Researchers explored these questions by collecting and examining fleas on free-ranging cats brought in for neutering or neutering in community Trap-Neuter-Release programs. The cats were then returned to their original location.
A 2021 award from the Companion Animal Fund grant program at the UW School of Veterinary Medicine supported the study.
Below, Lashnits discusses the findings and ways to protect yourself and your cat from flea-borne diseases.
UW SVM: This project is in collaboration with North Carolina State University. How did it start?
Eyelashes: The first author, Charlotte Manvell, is a doctoral student at North Carolina State. When I was a doctoral student there, she was an undergraduate. Together with Edward Breitschwerdt in his Intercellular Pathogens Research Laboratory at NC State, we designed this project to learn more about flea-borne bacterial pathogens. It is a very understudied type of vector-borne disease in the United States. Charlotte offered to examine the flea microbiome as part of her PhD, and I was able to continue that work with her as a new faculty member here at UW-Madison.
What was the idea behind examining the individual flea microbiome?
The idea was to test individual fleas and see not only what bacterial pathogens that cause disease were in the fleas, but also what other bacteria were in the flea. We know that the microbiomes of ticks and mosquitoes (the whole community of bacteria that live there) have a great influence on their ability to transmit or not transmit different diseases.

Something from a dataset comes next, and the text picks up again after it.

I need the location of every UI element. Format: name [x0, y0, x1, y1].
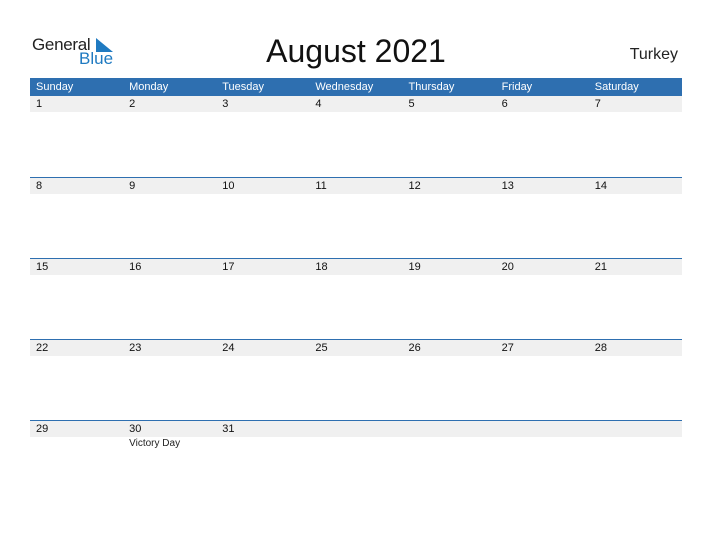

Nobody looked at this for fleas. So we wanted to do this with individual chips. Because, as you can imagine, if you pour a bunch of fleas together in a vial and look at their bacteria, you don’t know what’s in a flea.

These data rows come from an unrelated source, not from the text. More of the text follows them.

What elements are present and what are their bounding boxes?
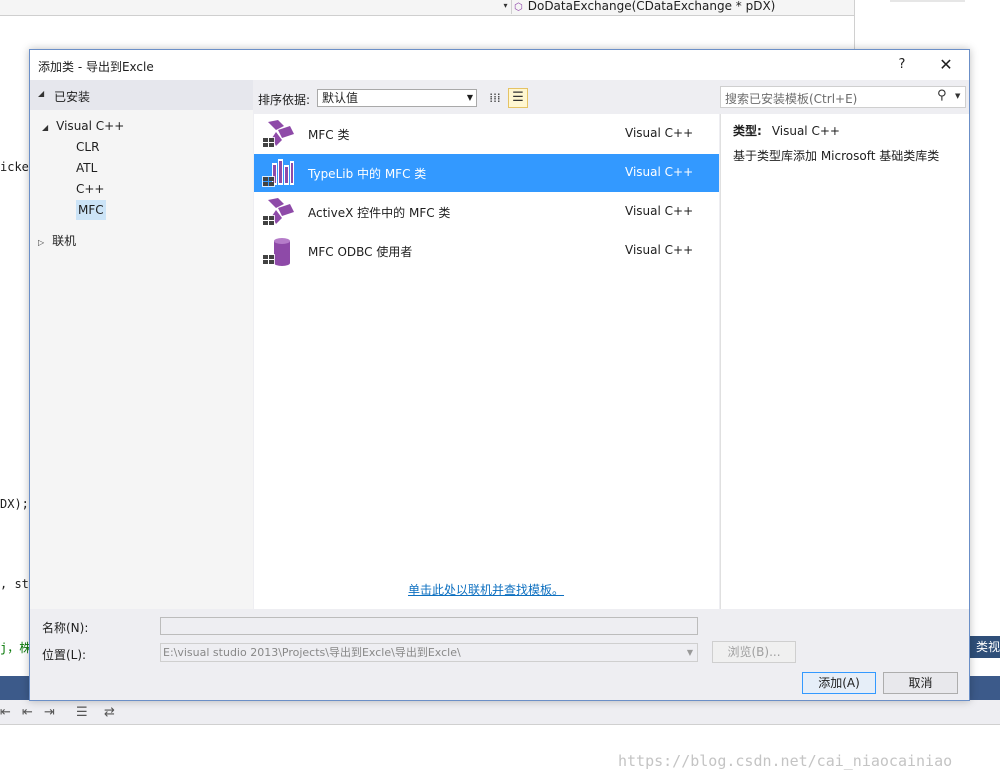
expand-arrow-icon[interactable]: ▷ (38, 238, 44, 247)
tree-item-label: CLR (76, 140, 100, 154)
tree-item-mfc[interactable]: MFC (76, 200, 106, 220)
tree-item-label: MFC (78, 203, 104, 217)
template-type: Visual C++ (625, 204, 694, 218)
ide-function-label: DoDataExchange(CDataExchange * pDX) (527, 0, 776, 13)
sort-label: 排序依据: (258, 93, 311, 107)
location-label: 位置(L): (42, 648, 87, 662)
ide-right-tab (890, 0, 965, 2)
template-row[interactable]: ActiveX 控件中的 MFC 类 Visual C++ (254, 193, 719, 231)
ide-toolbar: ⇤ ⇤ ⇥ ☰ ⇄ (0, 700, 1000, 725)
ide-function-combo[interactable]: ⬡ DoDataExchange(CDataExchange * pDX) (514, 0, 775, 14)
browse-button[interactable]: 浏览(B)... (712, 641, 796, 663)
dialog-titlebar: 添加类 - 导出到Excle ? ✕ (30, 50, 969, 80)
search-input[interactable]: 搜索已安装模板(Ctrl+E) ⚲ ▼ (720, 86, 966, 108)
details-type-value: Visual C++ (771, 124, 840, 138)
add-class-dialog: 添加类 - 导出到Excle ? ✕ ◢ 已安装 ◢ Visual C++ CLR A… (29, 49, 970, 701)
grid-view-icon[interactable]: ⁞⁞⁞ (486, 89, 504, 107)
activex-template-icon (262, 196, 296, 228)
format-icon[interactable]: ☰ (76, 705, 88, 720)
cancel-button[interactable]: 取消 (883, 672, 958, 694)
tree-item-clr[interactable]: CLR (76, 137, 99, 157)
indent-icon[interactable]: ⇤ (0, 705, 11, 720)
details-type-label: 类型: (733, 124, 762, 138)
expand-arrow-icon: ◢ (38, 89, 45, 98)
search-placeholder: 搜索已安装模板(Ctrl+E) (725, 92, 858, 106)
template-row[interactable]: MFC ODBC 使用者 Visual C++ (254, 232, 719, 270)
template-name: ActiveX 控件中的 MFC 类 (308, 206, 451, 220)
ide-combo-dropdown-icon[interactable]: ▾ (500, 0, 512, 14)
location-value: E:\visual studio 2013\Projects\导出到Excle\… (163, 646, 461, 659)
tree-item-label: Visual C++ (56, 119, 125, 133)
tree-item-atl[interactable]: ATL (76, 158, 97, 178)
code-fragment: DX); (0, 497, 29, 511)
details-type: 类型: Visual C++ (733, 122, 840, 139)
name-field[interactable] (160, 617, 698, 635)
search-dropdown-icon[interactable]: ▼ (955, 92, 960, 100)
tree-item-[interactable]: ▷ 联机 (38, 231, 76, 251)
code-fragment: , st (0, 577, 29, 591)
tree-item-visual-c[interactable]: ◢ Visual C++ (42, 116, 124, 136)
name-label: 名称(N): (42, 621, 89, 635)
tree-item-label: C++ (76, 182, 105, 196)
ide-navigation-bar: ▾ ⬡ DoDataExchange(CDataExchange * pDX) (0, 0, 854, 16)
template-name: MFC ODBC 使用者 (308, 245, 413, 259)
expand-arrow-icon[interactable]: ◢ (42, 123, 48, 132)
details-description: 基于类型库添加 Microsoft 基础类库类 (733, 149, 940, 163)
online-templates-link[interactable]: 单击此处以联机并查找模板。 (408, 581, 564, 598)
sort-select[interactable]: 默认值 ▼ (317, 89, 477, 107)
tree-item-label: ATL (76, 161, 98, 175)
sort-toolbar: 排序依据: 默认值 ▼ ⁞⁞⁞ ☰ (254, 80, 719, 114)
template-type: Visual C++ (625, 126, 694, 140)
align-right-icon[interactable]: ⇥ (44, 705, 55, 720)
tree-header-installed[interactable]: ◢ 已安装 (30, 80, 253, 110)
template-details: 类型: Visual C++ 基于类型库添加 Microsoft 基础类库类 (720, 114, 969, 609)
template-row[interactable]: MFC 类 Visual C++ (254, 115, 719, 153)
template-tree: ◢ 已安装 ◢ Visual C++ CLR ATL C++ MFC ▷ 联机 (30, 80, 253, 609)
dialog-title: 添加类 - 导出到Excle (38, 60, 154, 74)
location-field[interactable]: E:\visual studio 2013\Projects\导出到Excle\… (160, 643, 698, 662)
sync-icon[interactable]: ⇄ (104, 705, 115, 720)
tree-item-label: 联机 (52, 234, 77, 248)
odbc-template-icon (262, 235, 296, 267)
method-icon: ⬡ (514, 2, 523, 13)
search-icon[interactable]: ⚲ (937, 88, 947, 103)
template-name: MFC 类 (308, 128, 350, 142)
help-button[interactable]: ? (892, 55, 912, 75)
sort-value: 默认值 (322, 91, 359, 105)
mfc-template-icon (262, 118, 296, 150)
chevron-down-icon: ▼ (686, 648, 693, 657)
typelib-template-icon (262, 157, 296, 189)
class-view-tab[interactable]: 类视 (970, 636, 1000, 658)
template-row[interactable]: TypeLib 中的 MFC 类 Visual C++ (254, 154, 719, 192)
close-button[interactable]: ✕ (935, 55, 957, 75)
template-list: MFC 类 Visual C++ TypeLib 中的 MFC 类 Visual C+… (254, 114, 719, 609)
template-name: TypeLib 中的 MFC 类 (308, 167, 427, 181)
template-type: Visual C++ (625, 165, 694, 179)
chevron-down-icon: ▼ (466, 93, 473, 102)
template-type: Visual C++ (625, 243, 694, 257)
watermark: https://blog.csdn.net/cai_niaocainiao (618, 752, 953, 770)
tree-item-c[interactable]: C++ (76, 179, 105, 199)
code-fragment: j，株 (0, 641, 32, 655)
tree-header-label: 已安装 (54, 90, 91, 104)
add-button[interactable]: 添加(A) (802, 672, 876, 694)
list-view-icon[interactable]: ☰ (508, 88, 528, 108)
align-left-icon[interactable]: ⇤ (22, 705, 33, 720)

What types of pathogens have you found in fleas?
We found that three different bacterial genera were common to all fleas: Bartonella, Rickettsia and Wolbachia. Many species of Bartonelle and Rickettsia cause disease in humans, but can also cause disease in cats.
What does this mean for cat owners and veterinarians?
My big takeaway is that fleas can carry pathogens and are not just a nuisance or something to be overlooked. Fortunately, there are effective and simple ways to prevent fleas. Flea products are effective and inexpensive. Flea prevention helps prevent flea infestation in the first place.
What is the next step in this research?
Our next step is to watch the cats. For this study, we only looked at fleas, but we are now also working with cats. We will compare the pathogens we find in fleas to those we find in free-range cats.
The big step is to add people to the mix. Because at the end of the day, of course, we want cats to be healthy. We don’t want them to catch these diseases. But in many ways, it matters to people. Because if people are exposed to flea diseases on loose cats, it has a big impact on human health.
We want to know the risk factors for people who get these infections from fleas. What can we do to break this cycle of transmission before people get infected and, ideally, before cats get infected? Would standard flea prevention methods break this transmission? Or is there something else? These are the questions we want to answer.